I am among those harmless creatures who prefer a peaceful quiet life somewhere in one spot of this planet. So in the midst of the pandemic, the cyclone, floods, earthquakes, issues like survival of Rajasthan Government, the frequent social gatherings organized by or for the political elders in the southern states etc., I just stuck to the mundane and the ordinary activities.
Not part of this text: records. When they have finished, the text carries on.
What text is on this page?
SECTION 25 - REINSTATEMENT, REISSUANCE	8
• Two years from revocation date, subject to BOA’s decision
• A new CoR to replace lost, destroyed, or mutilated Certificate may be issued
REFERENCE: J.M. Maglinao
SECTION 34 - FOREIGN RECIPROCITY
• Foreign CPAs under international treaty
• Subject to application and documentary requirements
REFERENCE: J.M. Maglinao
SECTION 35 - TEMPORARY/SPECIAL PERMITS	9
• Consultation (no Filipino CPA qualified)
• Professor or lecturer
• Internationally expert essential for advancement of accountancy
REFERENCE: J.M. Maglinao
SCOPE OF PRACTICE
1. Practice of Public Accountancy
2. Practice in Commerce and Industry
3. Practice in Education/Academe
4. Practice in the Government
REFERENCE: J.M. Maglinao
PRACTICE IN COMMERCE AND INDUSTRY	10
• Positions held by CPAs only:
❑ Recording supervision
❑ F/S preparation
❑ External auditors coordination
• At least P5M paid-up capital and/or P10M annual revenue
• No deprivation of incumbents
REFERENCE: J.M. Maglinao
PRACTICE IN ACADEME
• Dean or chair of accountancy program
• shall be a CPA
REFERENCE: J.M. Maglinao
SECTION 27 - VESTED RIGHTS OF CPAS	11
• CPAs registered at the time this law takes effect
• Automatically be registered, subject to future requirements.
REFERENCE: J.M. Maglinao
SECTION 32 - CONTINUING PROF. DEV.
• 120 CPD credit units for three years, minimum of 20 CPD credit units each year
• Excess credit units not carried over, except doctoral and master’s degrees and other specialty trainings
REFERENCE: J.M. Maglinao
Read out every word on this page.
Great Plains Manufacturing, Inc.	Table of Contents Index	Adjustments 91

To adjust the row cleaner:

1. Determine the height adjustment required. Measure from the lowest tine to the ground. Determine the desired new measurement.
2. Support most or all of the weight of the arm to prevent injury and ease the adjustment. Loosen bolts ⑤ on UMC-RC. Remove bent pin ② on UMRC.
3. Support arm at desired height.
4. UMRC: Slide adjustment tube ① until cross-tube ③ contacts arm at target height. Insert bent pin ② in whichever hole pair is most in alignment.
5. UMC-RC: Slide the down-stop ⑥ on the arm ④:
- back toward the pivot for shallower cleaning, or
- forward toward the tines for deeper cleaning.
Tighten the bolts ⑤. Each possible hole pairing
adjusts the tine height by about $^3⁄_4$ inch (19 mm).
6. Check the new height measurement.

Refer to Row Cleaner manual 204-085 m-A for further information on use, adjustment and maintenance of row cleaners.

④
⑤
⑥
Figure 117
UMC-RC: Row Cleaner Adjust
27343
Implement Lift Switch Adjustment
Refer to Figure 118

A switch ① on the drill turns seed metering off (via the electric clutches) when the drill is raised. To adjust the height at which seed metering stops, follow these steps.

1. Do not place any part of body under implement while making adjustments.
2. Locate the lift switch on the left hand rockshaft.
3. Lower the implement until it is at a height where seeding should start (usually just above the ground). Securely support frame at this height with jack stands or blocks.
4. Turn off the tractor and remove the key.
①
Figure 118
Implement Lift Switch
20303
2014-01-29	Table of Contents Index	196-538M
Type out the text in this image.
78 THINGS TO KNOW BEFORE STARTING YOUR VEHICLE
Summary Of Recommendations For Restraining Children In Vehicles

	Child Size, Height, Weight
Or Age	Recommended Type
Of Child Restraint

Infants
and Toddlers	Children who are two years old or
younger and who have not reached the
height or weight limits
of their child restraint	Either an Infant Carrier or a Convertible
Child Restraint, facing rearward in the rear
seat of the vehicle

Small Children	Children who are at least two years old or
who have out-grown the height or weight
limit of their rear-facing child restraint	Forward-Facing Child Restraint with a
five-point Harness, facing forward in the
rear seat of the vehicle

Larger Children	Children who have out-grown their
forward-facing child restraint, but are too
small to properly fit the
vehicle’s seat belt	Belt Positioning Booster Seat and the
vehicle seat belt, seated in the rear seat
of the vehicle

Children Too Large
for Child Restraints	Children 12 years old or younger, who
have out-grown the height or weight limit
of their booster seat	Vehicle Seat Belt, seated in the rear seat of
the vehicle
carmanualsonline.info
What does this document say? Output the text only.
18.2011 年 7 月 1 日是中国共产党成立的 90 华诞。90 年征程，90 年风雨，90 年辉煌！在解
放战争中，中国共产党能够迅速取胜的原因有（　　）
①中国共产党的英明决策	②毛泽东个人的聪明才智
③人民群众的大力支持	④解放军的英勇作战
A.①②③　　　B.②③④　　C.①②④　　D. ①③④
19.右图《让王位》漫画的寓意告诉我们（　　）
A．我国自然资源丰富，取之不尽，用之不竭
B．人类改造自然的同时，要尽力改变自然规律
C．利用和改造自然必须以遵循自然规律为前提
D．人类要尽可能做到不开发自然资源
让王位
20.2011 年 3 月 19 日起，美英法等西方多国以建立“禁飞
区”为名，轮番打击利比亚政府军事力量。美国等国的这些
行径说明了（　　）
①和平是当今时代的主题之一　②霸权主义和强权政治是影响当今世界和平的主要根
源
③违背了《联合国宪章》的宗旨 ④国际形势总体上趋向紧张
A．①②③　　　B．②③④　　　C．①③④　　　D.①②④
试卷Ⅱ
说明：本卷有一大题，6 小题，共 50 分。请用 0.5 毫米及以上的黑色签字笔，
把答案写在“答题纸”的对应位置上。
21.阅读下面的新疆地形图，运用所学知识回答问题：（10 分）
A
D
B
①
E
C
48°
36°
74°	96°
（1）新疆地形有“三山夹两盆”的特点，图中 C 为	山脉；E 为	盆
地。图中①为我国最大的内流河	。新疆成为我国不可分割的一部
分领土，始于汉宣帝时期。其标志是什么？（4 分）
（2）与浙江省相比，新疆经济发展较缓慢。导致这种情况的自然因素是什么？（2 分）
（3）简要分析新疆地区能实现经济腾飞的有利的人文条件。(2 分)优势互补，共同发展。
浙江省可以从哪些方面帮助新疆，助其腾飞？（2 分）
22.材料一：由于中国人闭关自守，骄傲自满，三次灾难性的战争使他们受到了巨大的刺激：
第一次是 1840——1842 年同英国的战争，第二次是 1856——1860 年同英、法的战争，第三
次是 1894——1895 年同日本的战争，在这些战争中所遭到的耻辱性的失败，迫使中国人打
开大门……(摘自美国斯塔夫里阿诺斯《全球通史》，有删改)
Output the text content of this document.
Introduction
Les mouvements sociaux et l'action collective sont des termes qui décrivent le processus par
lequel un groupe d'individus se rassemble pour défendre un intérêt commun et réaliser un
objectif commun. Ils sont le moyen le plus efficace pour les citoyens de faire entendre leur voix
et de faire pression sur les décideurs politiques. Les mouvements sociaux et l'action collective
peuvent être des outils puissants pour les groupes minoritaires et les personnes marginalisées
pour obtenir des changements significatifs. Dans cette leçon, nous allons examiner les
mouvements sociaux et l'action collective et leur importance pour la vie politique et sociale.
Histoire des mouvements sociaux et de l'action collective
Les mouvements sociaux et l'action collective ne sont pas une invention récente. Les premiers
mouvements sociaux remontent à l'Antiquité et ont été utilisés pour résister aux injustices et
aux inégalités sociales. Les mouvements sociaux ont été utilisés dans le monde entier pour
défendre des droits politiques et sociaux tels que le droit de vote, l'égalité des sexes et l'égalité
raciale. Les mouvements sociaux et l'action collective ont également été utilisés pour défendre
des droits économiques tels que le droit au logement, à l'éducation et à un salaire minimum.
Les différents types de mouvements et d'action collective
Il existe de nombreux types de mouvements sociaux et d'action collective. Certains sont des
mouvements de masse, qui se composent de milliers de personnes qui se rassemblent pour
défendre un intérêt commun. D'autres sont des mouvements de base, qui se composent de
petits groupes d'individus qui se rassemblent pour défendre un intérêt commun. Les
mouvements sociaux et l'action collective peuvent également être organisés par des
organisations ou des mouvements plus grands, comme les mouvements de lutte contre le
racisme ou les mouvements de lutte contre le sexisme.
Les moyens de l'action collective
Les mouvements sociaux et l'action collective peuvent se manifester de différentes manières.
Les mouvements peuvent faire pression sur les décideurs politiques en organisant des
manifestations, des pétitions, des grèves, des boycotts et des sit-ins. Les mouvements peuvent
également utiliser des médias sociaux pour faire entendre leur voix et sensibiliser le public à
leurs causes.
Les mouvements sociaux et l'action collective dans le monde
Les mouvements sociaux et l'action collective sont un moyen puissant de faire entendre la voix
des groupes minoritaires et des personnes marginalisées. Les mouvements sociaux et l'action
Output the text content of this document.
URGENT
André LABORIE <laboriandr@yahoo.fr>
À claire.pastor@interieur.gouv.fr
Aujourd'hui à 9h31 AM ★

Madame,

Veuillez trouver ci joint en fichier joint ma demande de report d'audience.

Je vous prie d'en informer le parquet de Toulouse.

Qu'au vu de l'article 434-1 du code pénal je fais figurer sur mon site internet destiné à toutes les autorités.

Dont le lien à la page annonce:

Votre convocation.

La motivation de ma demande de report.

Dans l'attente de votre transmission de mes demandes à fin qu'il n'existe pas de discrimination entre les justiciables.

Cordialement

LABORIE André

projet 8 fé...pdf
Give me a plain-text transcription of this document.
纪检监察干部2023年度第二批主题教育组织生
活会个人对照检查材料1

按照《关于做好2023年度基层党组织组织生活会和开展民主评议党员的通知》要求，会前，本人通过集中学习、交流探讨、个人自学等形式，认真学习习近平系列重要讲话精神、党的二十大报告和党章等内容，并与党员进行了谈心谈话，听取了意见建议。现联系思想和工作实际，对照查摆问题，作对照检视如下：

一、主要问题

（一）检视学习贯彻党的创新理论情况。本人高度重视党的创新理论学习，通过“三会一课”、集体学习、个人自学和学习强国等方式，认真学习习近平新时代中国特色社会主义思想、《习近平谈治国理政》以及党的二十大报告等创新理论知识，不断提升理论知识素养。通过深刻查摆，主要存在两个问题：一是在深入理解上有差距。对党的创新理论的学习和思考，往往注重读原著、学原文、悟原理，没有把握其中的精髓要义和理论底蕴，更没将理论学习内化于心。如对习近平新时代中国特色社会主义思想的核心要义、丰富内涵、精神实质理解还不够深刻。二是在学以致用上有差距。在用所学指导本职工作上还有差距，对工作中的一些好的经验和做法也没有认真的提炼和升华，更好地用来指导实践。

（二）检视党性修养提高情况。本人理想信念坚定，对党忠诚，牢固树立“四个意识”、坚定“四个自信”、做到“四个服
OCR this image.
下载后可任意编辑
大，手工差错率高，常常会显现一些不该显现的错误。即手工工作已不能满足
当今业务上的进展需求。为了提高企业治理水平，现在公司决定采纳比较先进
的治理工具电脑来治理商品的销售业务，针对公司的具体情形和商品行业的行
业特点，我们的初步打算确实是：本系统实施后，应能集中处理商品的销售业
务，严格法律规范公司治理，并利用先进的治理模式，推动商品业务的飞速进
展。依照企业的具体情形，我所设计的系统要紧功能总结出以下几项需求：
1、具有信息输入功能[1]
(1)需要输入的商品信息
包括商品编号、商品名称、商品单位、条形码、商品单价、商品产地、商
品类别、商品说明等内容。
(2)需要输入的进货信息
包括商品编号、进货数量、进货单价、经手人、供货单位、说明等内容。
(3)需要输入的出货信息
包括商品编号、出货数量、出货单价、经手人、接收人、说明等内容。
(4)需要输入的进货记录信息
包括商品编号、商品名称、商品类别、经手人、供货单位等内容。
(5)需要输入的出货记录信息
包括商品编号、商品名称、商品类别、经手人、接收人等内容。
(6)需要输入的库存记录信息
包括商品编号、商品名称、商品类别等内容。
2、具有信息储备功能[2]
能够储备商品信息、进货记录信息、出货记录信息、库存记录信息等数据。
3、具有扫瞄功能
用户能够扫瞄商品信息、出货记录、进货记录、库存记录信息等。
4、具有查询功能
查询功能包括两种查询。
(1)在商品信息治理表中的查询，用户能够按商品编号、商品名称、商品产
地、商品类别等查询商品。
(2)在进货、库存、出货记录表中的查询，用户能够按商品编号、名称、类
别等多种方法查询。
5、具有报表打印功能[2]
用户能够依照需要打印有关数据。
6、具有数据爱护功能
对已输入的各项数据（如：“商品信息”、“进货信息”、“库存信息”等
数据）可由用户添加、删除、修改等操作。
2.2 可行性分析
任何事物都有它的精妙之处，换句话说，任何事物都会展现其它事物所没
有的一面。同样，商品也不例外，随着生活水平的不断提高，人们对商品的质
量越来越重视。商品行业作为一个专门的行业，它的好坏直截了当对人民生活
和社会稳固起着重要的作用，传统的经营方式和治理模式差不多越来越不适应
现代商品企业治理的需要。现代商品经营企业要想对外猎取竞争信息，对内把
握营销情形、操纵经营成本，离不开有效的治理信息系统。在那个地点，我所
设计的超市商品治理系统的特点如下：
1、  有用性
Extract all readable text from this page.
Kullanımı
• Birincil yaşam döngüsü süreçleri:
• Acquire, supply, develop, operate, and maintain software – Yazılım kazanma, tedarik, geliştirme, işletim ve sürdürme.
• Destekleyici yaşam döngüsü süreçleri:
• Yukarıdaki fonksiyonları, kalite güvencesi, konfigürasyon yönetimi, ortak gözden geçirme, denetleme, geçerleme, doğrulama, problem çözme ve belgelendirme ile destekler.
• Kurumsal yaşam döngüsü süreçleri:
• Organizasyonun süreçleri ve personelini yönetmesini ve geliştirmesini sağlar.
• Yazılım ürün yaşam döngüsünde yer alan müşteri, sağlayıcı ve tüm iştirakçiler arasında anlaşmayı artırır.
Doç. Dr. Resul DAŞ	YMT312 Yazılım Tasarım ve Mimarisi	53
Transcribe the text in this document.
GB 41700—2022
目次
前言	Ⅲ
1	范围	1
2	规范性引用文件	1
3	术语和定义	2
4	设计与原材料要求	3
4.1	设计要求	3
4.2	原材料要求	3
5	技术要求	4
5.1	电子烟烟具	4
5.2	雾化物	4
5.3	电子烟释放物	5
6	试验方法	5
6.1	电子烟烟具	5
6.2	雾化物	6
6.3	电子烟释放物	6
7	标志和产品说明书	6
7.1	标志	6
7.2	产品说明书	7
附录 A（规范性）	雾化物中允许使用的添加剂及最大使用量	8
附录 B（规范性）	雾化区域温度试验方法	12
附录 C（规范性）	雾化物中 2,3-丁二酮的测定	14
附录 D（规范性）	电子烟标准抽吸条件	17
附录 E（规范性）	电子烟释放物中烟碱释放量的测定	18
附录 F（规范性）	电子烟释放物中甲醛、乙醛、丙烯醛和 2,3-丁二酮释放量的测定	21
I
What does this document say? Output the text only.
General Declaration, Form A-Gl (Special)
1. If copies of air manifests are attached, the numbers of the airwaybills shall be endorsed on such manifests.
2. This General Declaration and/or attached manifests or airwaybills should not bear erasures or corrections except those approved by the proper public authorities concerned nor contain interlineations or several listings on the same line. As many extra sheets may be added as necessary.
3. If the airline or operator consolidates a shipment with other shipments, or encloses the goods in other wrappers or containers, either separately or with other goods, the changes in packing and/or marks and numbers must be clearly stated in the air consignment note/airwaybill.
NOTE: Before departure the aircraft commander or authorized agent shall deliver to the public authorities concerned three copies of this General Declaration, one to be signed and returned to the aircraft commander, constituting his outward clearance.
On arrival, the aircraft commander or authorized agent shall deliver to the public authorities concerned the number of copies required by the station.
I did not contribute to any more earth-shaking moments for the sake of the rest of my species. I existed during the lockdown and yes, worried, incessantly at that, about my present and future health, that of my dear ones whether near or afar, and wondered how they survived not just the threat but the fear too of this unforeseen time.
In my ordinary life baking and cooking have to be followed by a great deal of washing up. With the maid not coming, I stuck to preparing simple food, in the name of health, homemade and nutrition. For me the only sorrow was that family packs of instant noodles had disappeared from the sellers’ stocks before I could think of them.
The practical side of my brain also warned me when good times return I’d have neither the inclination nor the energy to regularly serve gourmet meals. Not only that, to burn up all that flour, butter and sugar, I would have to move my bums, surely not a welcome thought in this heat and humidity. My excuse – no one enjoys failed experiments in food served. In fact, from the pictures I received, nobody ever talked about whether the cake was soft, the others asked for a second helping of the dish or actually suggested that this be made more often.
I guess instead of jab main chhota bachcha tha (when I was a small kid) stories would now begin with jab lockdown hua tha (when there was the lockdown), everyone would have his version to tell about that time.
Only I would announce with confidence that was the only time in my life I really got scared for you, and for me!